Clients often ask me what languages are covered by most professional fonts and I still have to tell them that there’s no simple answer. A good foundry clearly illustrates each font’s support, but a lack of a standard makes it difficult to compare between foundries.
There are Unicode standards and character encodings, but most font makers offer products that cover sets of languages somewhere between ASCII/Basic Latin, Latin Extended A, and full Unicode.
Is it fair to say most font makers now use the labels “Basic Latin” and “Latin Extended” to describe their Latin-based character sets? How standardized are those sets? What is your favorite reference for those sets that explain to the average human which languages are covered?
Comments
Even if we use a percent of all Latin languages covered figure [YourFont 90%], a user would want to know what languages were there.
Even better, all of my vendors will display a dump or the character set and/or have a type tester that supports diacritical marks. So designers can look this up themselves. Which is something they should be able to learn in about five minutes—it’s not hard to look up a language on Omniglot or Wikipedia and see what letters it uses. This would probably be a good topic for a Typographica article. World languages are fun stuff, and designers would probably be happy to know that one doesn’t need a degree in linguistics to look this stuff up.
http://adobe-type-tools.github.io/adobe-latin-charsets/adobe-latin-4.html
As James alluded to, it depends upon how one decides to define “language” and “coverage.”
The difference between a language and a dialect is a fuzzy one and different foundries will choose to draw the line in different places. (Or, more accurately perhaps, the sources they relied upon drew the lines in different places.)
Is Dalecarlian a dialect (or group of dialects) of Swedish or an independent language deserving of being listed separately? (I’ve seen it on at least one list, although I cannot find a source for the Latin alphabet required.)
Coverage can also be a fuzzy area.
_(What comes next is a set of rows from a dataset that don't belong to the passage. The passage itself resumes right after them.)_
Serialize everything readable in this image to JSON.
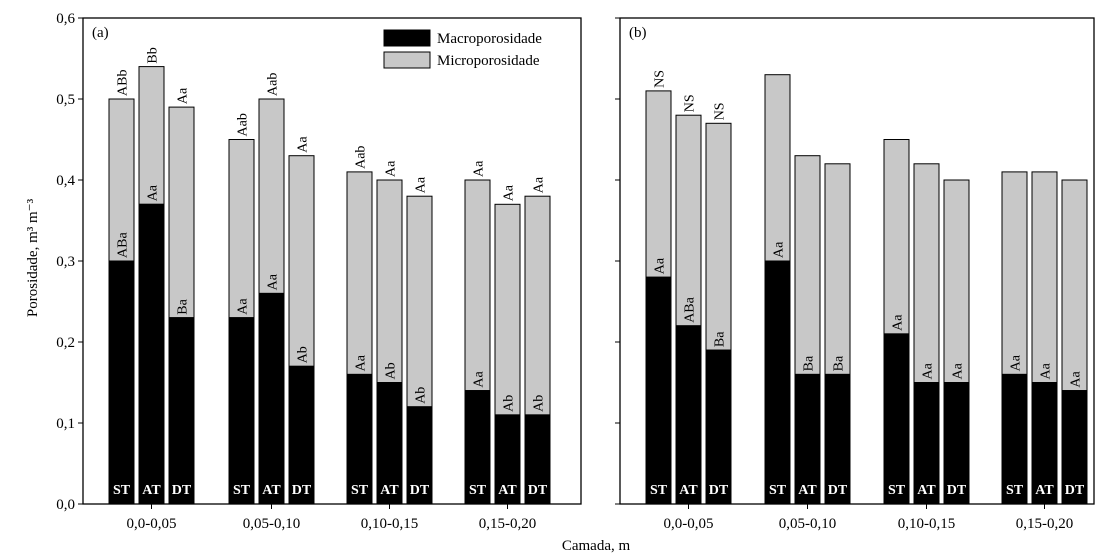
{
  "chart_data": {
    "type": "bar",
    "stacked": true,
    "ylabel": "Porosidade, m³ m⁻³",
    "xlabel": "Camada, m",
    "ylim": [
      0,
      0.6
    ],
    "yticks": [
      "0,0",
      "0,1",
      "0,2",
      "0,3",
      "0,4",
      "0,5",
      "0,6"
    ],
    "grid": false,
    "legend": {
      "placement": "top-right of panel (a)",
      "entries": [
        {
          "name": "Macroporosidade",
          "color": "#000000"
        },
        {
          "name": "Microporosidade",
          "color": "#c8c8c8"
        }
      ]
    },
    "panels": [
      {
        "label": "(a)",
        "groups": [
          {
            "category": "0,0-0,05",
            "bars": [
              {
                "treatment": "ST",
                "macro": 0.3,
                "total": 0.5,
                "macro_label": "ABa",
                "total_label": "ABb"
              },
              {
                "treatment": "AT",
                "macro": 0.37,
                "total": 0.54,
                "macro_label": "Aa",
                "total_label": "Bb"
              },
              {
                "treatment": "DT",
                "macro": 0.23,
                "total": 0.49,
                "macro_label": "Ba",
                "total_label": "Aa"
              }
            ]
          },
          {
            "category": "0,05-0,10",
            "bars": [
              {
                "treatment": "ST",
                "macro": 0.23,
                "total": 0.45,
                "macro_label": "Aa",
                "total_label": "Aab"
              },
              {
                "treatment": "AT",
                "macro": 0.26,
                "total": 0.5,
                "macro_label": "Aa",
                "total_label": "Aab"
              },
              {
                "treatment": "DT",
                "macro": 0.17,
                "total": 0.43,
                "macro_label": "Ab",
                "total_label": "Aa"
              }
            ]
          },
          {
            "category": "0,10-0,15",
            "bars": [
              {
                "treatment": "ST",
                "macro": 0.16,
                "total": 0.41,
                "macro_label": "Aa",
                "total_label": "Aab"
              },
              {
                "treatment": "AT",
                "macro": 0.15,
                "total": 0.4,
                "macro_label": "Ab",
                "total_label": "Aa"
              },
              {
                "treatment": "DT",
                "macro": 0.12,
                "total": 0.38,
                "macro_label": "Ab",
                "total_label": "Aa"
              }
            ]
          },
          {
            "category": "0,15-0,20",
            "bars": [
              {
                "treatment": "ST",
                "macro": 0.14,
                "total": 0.4,
                "macro_label": "Aa",
                "total_label": "Aa"
              },
              {
                "treatment": "AT",
                "macro": 0.11,
                "total": 0.37,
                "macro_label": "Ab",
                "total_label": "Aa"
              },
              {
                "treatment": "DT",
                "macro": 0.11,
                "total": 0.38,
                "macro_label": "Ab",
                "total_label": "Aa"
              }
            ]
          }
        ]
      },
      {
        "label": "(b)",
        "groups": [
          {
            "category": "0,0-0,05",
            "bars": [
              {
                "treatment": "ST",
                "macro": 0.28,
                "total": 0.51,
                "macro_label": "Aa",
                "total_label": "NS"
              },
              {
                "treatment": "AT",
                "macro": 0.22,
                "total": 0.48,
                "macro_label": "ABa",
                "total_label": "NS"
              },
              {
                "treatment": "DT",
                "macro": 0.19,
                "total": 0.47,
                "macro_label": "Ba",
                "total_label": "NS"
              }
            ]
          },
          {
            "category": "0,05-0,10",
            "bars": [
              {
                "treatment": "ST",
                "macro": 0.3,
                "total": 0.53,
                "macro_label": "Aa",
                "total_label": ""
              },
              {
                "treatment": "AT",
                "macro": 0.16,
                "total": 0.43,
                "macro_label": "Ba",
                "total_label": ""
              },
              {
                "treatment": "DT",
                "macro": 0.16,
                "total": 0.42,
                "macro_label": "Ba",
                "total_label": ""
              }
            ]
          },
          {
            "category": "0,10-0,15",
            "bars": [
              {
                "treatment": "ST",
                "macro": 0.21,
                "total": 0.45,
                "macro_label": "Aa",
                "total_label": ""
              },
              {
                "treatment": "AT",
                "macro": 0.15,
                "total": 0.42,
                "macro_label": "Aa",
                "total_label": ""
              },
              {
                "treatment": "DT",
                "macro": 0.15,
                "total": 0.4,
                "macro_label": "Aa",
                "total_label": ""
              }
            ]
          },
          {
            "category": "0,15-0,20",
            "bars": [
              {
                "treatment": "ST",
                "macro": 0.16,
                "total": 0.41,
                "macro_label": "Aa",
                "total_label": ""
              },
              {
                "treatment": "AT",
                "macro": 0.15,
                "total": 0.41,
                "macro_label": "Aa",
                "total_label": ""
              },
              {
                "treatment": "DT",
                "macro": 0.14,
                "total": 0.4,
                "macro_label": "Aa",
                "total_label": ""
              }
            ]
          }
        ]
      }
    ]
  }
}
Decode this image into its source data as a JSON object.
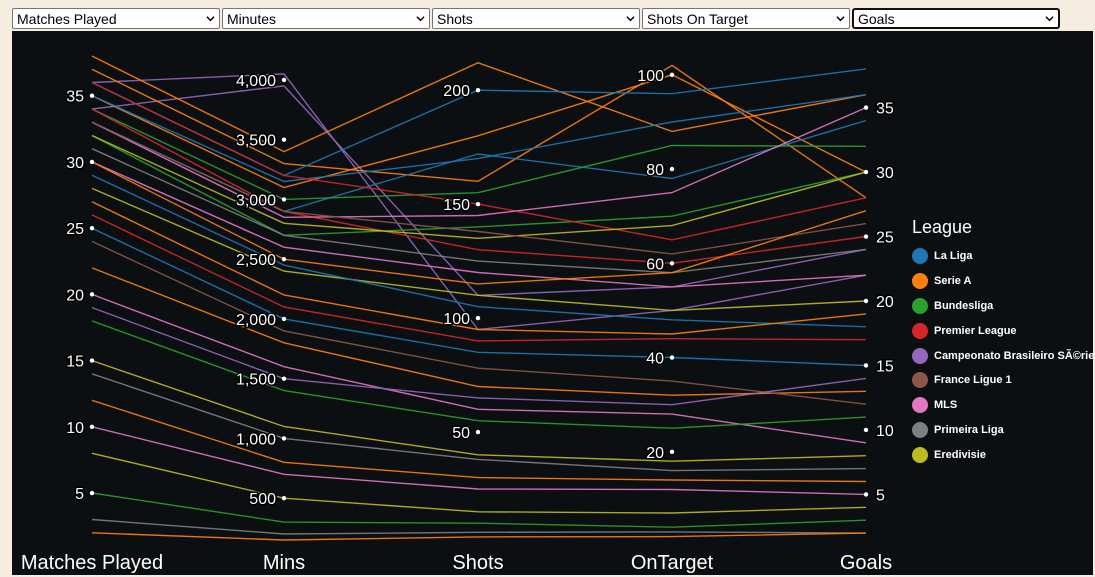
{
  "controls": {
    "selects": [
      {
        "value": "Matches Played"
      },
      {
        "value": "Minutes"
      },
      {
        "value": "Shots"
      },
      {
        "value": "Shots On Target"
      },
      {
        "value": "Goals"
      }
    ]
  },
  "legend": {
    "title": "League",
    "items": [
      {
        "label": "La Liga",
        "color": "#1f77b4"
      },
      {
        "label": "Serie A",
        "color": "#ff7f0e"
      },
      {
        "label": "Bundesliga",
        "color": "#2ca02c"
      },
      {
        "label": "Premier League",
        "color": "#d62728"
      },
      {
        "label": "Campeonato Brasileiro SÃ©rie A",
        "color": "#9467bd"
      },
      {
        "label": "France Ligue 1",
        "color": "#8c564b"
      },
      {
        "label": "MLS",
        "color": "#e377c2"
      },
      {
        "label": "Primeira Liga",
        "color": "#7f7f7f"
      },
      {
        "label": "Eredivisie",
        "color": "#bcbd22"
      }
    ]
  },
  "chart_data": {
    "type": "parallel_coordinates",
    "dimensions": [
      {
        "key": "matches",
        "label": "Matches Played",
        "range": [
          1,
          38
        ],
        "ticks": [
          5,
          10,
          15,
          20,
          25,
          30,
          35
        ],
        "tick_labels": [
          "5",
          "10",
          "15",
          "20",
          "25",
          "30",
          "35"
        ]
      },
      {
        "key": "minutes",
        "label": "Mins",
        "range": [
          100,
          4200
        ],
        "ticks": [
          500,
          1000,
          1500,
          2000,
          2500,
          3000,
          3500,
          4000
        ],
        "tick_labels": [
          "500",
          "1,000",
          "1,500",
          "2,000",
          "2,500",
          "3,000",
          "3,500",
          "4,000"
        ]
      },
      {
        "key": "shots",
        "label": "Shots",
        "range": [
          0,
          215
        ],
        "ticks": [
          50,
          100,
          150,
          200
        ],
        "tick_labels": [
          "50",
          "100",
          "150",
          "200"
        ]
      },
      {
        "key": "on_target",
        "label": "OnTarget",
        "range": [
          0,
          104
        ],
        "ticks": [
          20,
          40,
          60,
          80,
          100
        ],
        "tick_labels": [
          "20",
          "40",
          "60",
          "80",
          "100"
        ]
      },
      {
        "key": "goals",
        "label": "Goals",
        "range": [
          1,
          39
        ],
        "ticks": [
          5,
          10,
          15,
          20,
          25,
          30,
          35
        ],
        "tick_labels": [
          "5",
          "10",
          "15",
          "20",
          "25",
          "30",
          "35"
        ]
      }
    ],
    "series": [
      {
        "league": "Campeonato Brasileiro SÃ©rie A",
        "values": [
          36,
          4050,
          95,
          50,
          22
        ]
      },
      {
        "league": "Campeonato Brasileiro SÃ©rie A",
        "values": [
          34,
          3950,
          110,
          55,
          24
        ]
      },
      {
        "league": "Serie A",
        "values": [
          38,
          3400,
          212,
          88,
          36
        ]
      },
      {
        "league": "Serie A",
        "values": [
          35,
          3100,
          180,
          100,
          30
        ]
      },
      {
        "league": "Serie A",
        "values": [
          37,
          3300,
          160,
          102,
          28
        ]
      },
      {
        "league": "La Liga",
        "values": [
          36,
          3200,
          200,
          96,
          38
        ]
      },
      {
        "league": "La Liga",
        "values": [
          35,
          3150,
          170,
          90,
          36
        ]
      },
      {
        "league": "La Liga",
        "values": [
          33,
          2900,
          172,
          78,
          34
        ]
      },
      {
        "league": "Bundesliga",
        "values": [
          34,
          3000,
          155,
          85,
          32
        ]
      },
      {
        "league": "Bundesliga",
        "values": [
          32,
          2700,
          140,
          70,
          30
        ]
      },
      {
        "league": "Premier League",
        "values": [
          36,
          3200,
          150,
          65,
          28
        ]
      },
      {
        "league": "Premier League",
        "values": [
          34,
          2900,
          130,
          60,
          25
        ]
      },
      {
        "league": "MLS",
        "values": [
          33,
          2850,
          145,
          75,
          35
        ]
      },
      {
        "league": "MLS",
        "values": [
          30,
          2600,
          120,
          55,
          22
        ]
      },
      {
        "league": "Eredivisie",
        "values": [
          32,
          2800,
          135,
          68,
          30
        ]
      },
      {
        "league": "Eredivisie",
        "values": [
          28,
          2400,
          110,
          50,
          20
        ]
      },
      {
        "league": "Primeira Liga",
        "values": [
          31,
          2700,
          125,
          58,
          24
        ]
      },
      {
        "league": "France Ligue 1",
        "values": [
          33,
          2900,
          138,
          62,
          26
        ]
      },
      {
        "league": "Serie A",
        "values": [
          30,
          2500,
          115,
          58,
          27
        ]
      },
      {
        "league": "La Liga",
        "values": [
          29,
          2450,
          105,
          48,
          18
        ]
      },
      {
        "league": "Serie A",
        "values": [
          27,
          2200,
          95,
          45,
          19
        ]
      },
      {
        "league": "La Liga",
        "values": [
          25,
          2000,
          85,
          40,
          15
        ]
      },
      {
        "league": "Serie A",
        "values": [
          22,
          1800,
          70,
          32,
          13
        ]
      },
      {
        "league": "MLS",
        "values": [
          20,
          1600,
          60,
          28,
          9
        ]
      },
      {
        "league": "Bundesliga",
        "values": [
          18,
          1400,
          55,
          25,
          11
        ]
      },
      {
        "league": "Eredivisie",
        "values": [
          15,
          1100,
          40,
          18,
          8
        ]
      },
      {
        "league": "Serie A",
        "values": [
          12,
          800,
          30,
          14,
          6
        ]
      },
      {
        "league": "MLS",
        "values": [
          10,
          700,
          25,
          12,
          5
        ]
      },
      {
        "league": "Eredivisie",
        "values": [
          8,
          500,
          15,
          7,
          4
        ]
      },
      {
        "league": "Bundesliga",
        "values": [
          5,
          300,
          10,
          4,
          3
        ]
      },
      {
        "league": "Primeira Liga",
        "values": [
          3,
          200,
          6,
          3,
          2
        ]
      },
      {
        "league": "Serie A",
        "values": [
          2,
          150,
          4,
          2,
          2
        ]
      },
      {
        "league": "Premier League",
        "values": [
          26,
          2100,
          90,
          44,
          17
        ]
      },
      {
        "league": "France Ligue 1",
        "values": [
          24,
          1900,
          78,
          35,
          12
        ]
      },
      {
        "league": "Campeonato Brasileiro SÃ©rie A",
        "values": [
          19,
          1500,
          65,
          30,
          14
        ]
      },
      {
        "league": "Primeira Liga",
        "values": [
          14,
          1000,
          38,
          16,
          7
        ]
      }
    ]
  }
}
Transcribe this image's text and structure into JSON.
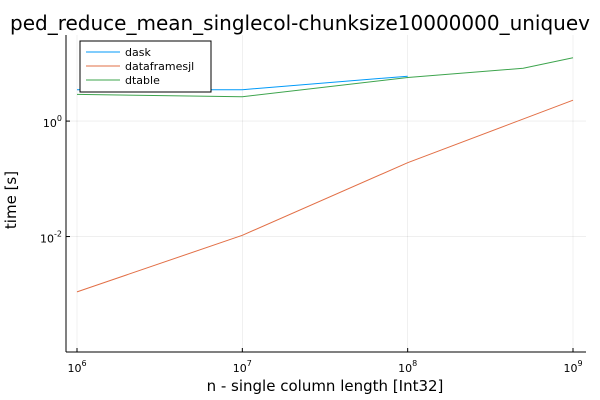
{
  "chart_data": {
    "type": "line",
    "title": "ped_reduce_mean_singlecol-chunksize10000000_uniquev",
    "xlabel": "n - single column length [Int32]",
    "ylabel": "time [s]",
    "xscale": "log",
    "yscale": "log",
    "xlim": [
      1000000,
      1000000000
    ],
    "ylim": [
      0.0001,
      31
    ],
    "grid": true,
    "legend_position": "top-left",
    "x_ticks": [
      {
        "value": 1000000,
        "base": "10",
        "exp": "6"
      },
      {
        "value": 10000000,
        "base": "10",
        "exp": "7"
      },
      {
        "value": 100000000,
        "base": "10",
        "exp": "8"
      },
      {
        "value": 1000000000,
        "base": "10",
        "exp": "9"
      }
    ],
    "y_ticks": [
      {
        "value": 0.01,
        "base": "10",
        "exp": "-2"
      },
      {
        "value": 1,
        "base": "10",
        "exp": "0"
      }
    ],
    "series": [
      {
        "name": "dask",
        "color": "#009af9",
        "x": [
          1000000,
          10000000,
          100000000
        ],
        "y": [
          3.5,
          3.5,
          6.0
        ]
      },
      {
        "name": "dataframesjl",
        "color": "#e26f46",
        "x": [
          1000000,
          10000000,
          100000000,
          1000000000
        ],
        "y": [
          0.0011,
          0.0105,
          0.19,
          2.3
        ]
      },
      {
        "name": "dtable",
        "color": "#3da44d",
        "x": [
          1000000,
          10000000,
          100000000,
          500000000,
          1000000000
        ],
        "y": [
          2.9,
          2.65,
          5.7,
          8.2,
          12.5
        ]
      }
    ]
  }
}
The Guaraní alphabet includes a g with a tilde over it. This character is not encoded in Unicode. Most fonts do not include a gtilde, while they often cover the rest of the diacritics required. So, do they cover Guaraní? Some will include this in their list, some will not. Does it depend upon having a combining tilde? Does it depend upon having a {mark} feature to place that tildecmb over the g or not?
Jèrriais is the form of the Norman language spoken in Jersey, one of the Channel Islands off the coast of France. There are, perhaps, a couple thousand speakers. The alphabet does not require any diacritics beyond those used for French. Does Jèrriais need to be listed by a foundry as a covered language? Some do, some do not.
Beyond the usual suspects, the issue of language support gets murky and it may be tricky (if not impossible) to give a complete, exhaustive, and definitive list for any given set of codepoints.
Do browsers automatically (and reliably) build accented letters on the fly?